Балашов построил уже свою схему атаки: если старик категорически откажется от поставки в конце лета, значит, у него других каналов связи с Гастролером нет. Тогда вариант с его убийством надо придержать. Хотя Крот — это Крот, но все равно уж очень опасно. Шум большой может быть. Попробуем подработать что-нибудь попроще. А если согласится, значит он может связаться с закордонным купцом еще каким-то способом. Тогда старику надо будет умереть.
Коржаев не был подготовлен к этому бою и на ходу готовил контратаку. «Максу я передал приблизительно одну четверть всего товара. Он уже вложил приличные деньги в это дело, не считая поездок сюда, и вряд ли так легко откажется от всего.
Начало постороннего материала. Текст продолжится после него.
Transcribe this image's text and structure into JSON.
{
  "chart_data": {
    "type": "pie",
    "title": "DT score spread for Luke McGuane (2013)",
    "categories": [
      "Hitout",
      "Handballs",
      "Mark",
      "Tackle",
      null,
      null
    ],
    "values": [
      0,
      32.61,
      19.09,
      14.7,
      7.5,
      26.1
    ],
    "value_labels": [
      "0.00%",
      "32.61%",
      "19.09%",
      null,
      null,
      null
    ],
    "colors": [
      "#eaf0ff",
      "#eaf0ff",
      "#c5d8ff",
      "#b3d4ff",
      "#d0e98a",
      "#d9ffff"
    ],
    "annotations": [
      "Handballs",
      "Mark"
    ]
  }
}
Но заработок мой он порежет наверняка. Только знать бы заранее: на сколько? Так, чтобы с этого проклятого осла снять сумму вдвое. Процентов двадцать снимет Макс, а? Дождусь его здесь в июле и перенесу окончательную встречу на сентябрь. Пожалуй, если хорошо поторгуюсь, еще заработаю на этом…»
— Что же, так вы мне ничего и не передадите сейчас? — сварливо спросил Коржаев. Балашов думал одно мгновение.
— Вот только эти десять тысяч аксов. Я их снял еще до ревизии, — сказал он, протягивая Коржаеву пузырек из-под валокордина, наполненный крошечными металлическими детальками.
— Ладно, с паршивой овцы хоть шерсти клок, — уже откровенно грубо заявил старик. — Вы своей несобранностью поставили меня перед непреодолимыми трудностями. Да-с! Я вынужден буду выплатить своим контрагентам огромную неустойку. И все из-за вас!